As the title and cover art of Bethesda's Dreamtiger & Other Tails not-so subtly suggest, the Ohio band's latest EP (official release is May 7) is a lively foray into the ethereal. The varied instrumentation and delightfully curious orchestration are bound by a talent for colorful narrative that speaks of scattered ashes, farmer's hands, river banks, cattail whips, Mother, hearts, empty halls and handwritten letters, dreamers and lovers. The result is an engaging 20-plus minutes of storytelling, pensive lullabies for adults.
Vocalist Shanna Delaney carries each tune with a commanding presence that often sings more to Broadway than Beachland Ballroom – fitting as her performance tends to steal the show. Her dulcet tones are dynamic, leading – not adapting to – the music swirling around her. While comparisons to the twee drawl of Zooey Deschanel or Jenny Lewis are not without merit, her delivery has more in common with sometimes sultry, usually enigmatic, rarely imitative authenticity of Gillian Welch and Neko Case. The undeniably talented band – guitarist/vocalist Eric Ling; lead guitarist, vocalist, key man Jesse Sloan; bassist Dan Corby and drummer Justin Rife – find a musical cohesion and confidence that allows for studied experimentation. The whole package emanates with seemingly effortless aplomb, further lulling listeners into a contemplative submission.
"A Song for the Peasant Farmer" launches the EP with a playful punchiness. The guitars have a shimmering, angular lilt that has much in common with the creative vibrations of The National. Delaney's vocals bubble and subdue, guiding a snare-driven drill march in the final minute, tensely building to a crescendo that never arrives, though it doesn't seem anti-climatic, but rather restrained.
"Oh! How We Crane our Throats" plays up the decidedly folk stylings of the band, as loose banjo and fiddle flutter behind Delaney's buoyant effusing: Mother said / what's lost can always be found. The track quickly evolves, as Delaney's idiosyncratic delivery follows a shuffling clap-along sing-song that rolls with string flourishes, plucky banjo, tinging bells and percussive splashes.
The cheery disposition takes a backseat on "Homage," a haunting, crawling, harmony-laden number with ringing, repetitive acoustic picking, emotive cello, and lyrics: dear mother, don't cry / your love is strong / it carries me / all dressed up in white / dark memories flee / once trapped, now free.
Indie proclivities guide "Upon This Rock," as speedy high-hat work gives way to heartier cymbal bashing exercises; stop-start clean guitar transitions into a familiar uptempo strum, and male-female dueling vocals compete for attention.

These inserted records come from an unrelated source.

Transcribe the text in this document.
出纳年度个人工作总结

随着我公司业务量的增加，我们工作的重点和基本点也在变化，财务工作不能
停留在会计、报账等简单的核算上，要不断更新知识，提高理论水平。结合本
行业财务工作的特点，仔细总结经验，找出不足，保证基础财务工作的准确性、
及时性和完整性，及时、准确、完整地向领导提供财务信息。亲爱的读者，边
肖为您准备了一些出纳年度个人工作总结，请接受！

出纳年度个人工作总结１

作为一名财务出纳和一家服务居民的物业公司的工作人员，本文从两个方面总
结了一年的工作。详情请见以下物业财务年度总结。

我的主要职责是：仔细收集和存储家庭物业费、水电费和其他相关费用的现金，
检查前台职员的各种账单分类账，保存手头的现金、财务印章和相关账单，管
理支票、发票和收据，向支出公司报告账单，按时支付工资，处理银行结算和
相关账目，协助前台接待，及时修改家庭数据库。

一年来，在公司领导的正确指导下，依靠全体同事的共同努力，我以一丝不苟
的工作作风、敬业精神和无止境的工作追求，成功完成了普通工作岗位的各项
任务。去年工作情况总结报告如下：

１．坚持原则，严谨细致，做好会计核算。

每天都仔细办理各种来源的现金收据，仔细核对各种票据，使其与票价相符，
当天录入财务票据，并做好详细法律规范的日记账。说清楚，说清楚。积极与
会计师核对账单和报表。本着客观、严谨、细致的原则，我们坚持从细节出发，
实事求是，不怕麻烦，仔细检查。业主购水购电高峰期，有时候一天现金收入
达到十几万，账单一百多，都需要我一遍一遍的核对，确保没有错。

"Dreamtiger" closes the EP with among the album's most wide-eyed imagery: 'Cause I know behind your dead eyes / there lives a dreamscape of nights /with stars that pulse in the skies / and take me under / take us under / in the light, in the light / stars erupt a thousand times. The song sings of the youthful naivety associated with hope, love and longing, and the inescapable realities of life. It's about uncovering meaning in the sublime. Two minutes in, Delaney takes center stage, the spotlight, briefly unaccompanied before being backed with more minimalist strings. It's soaring, repeating "we believe" and "we are free." It's a fitting finale to an all-to-short offering from a young band with many more stories to tell.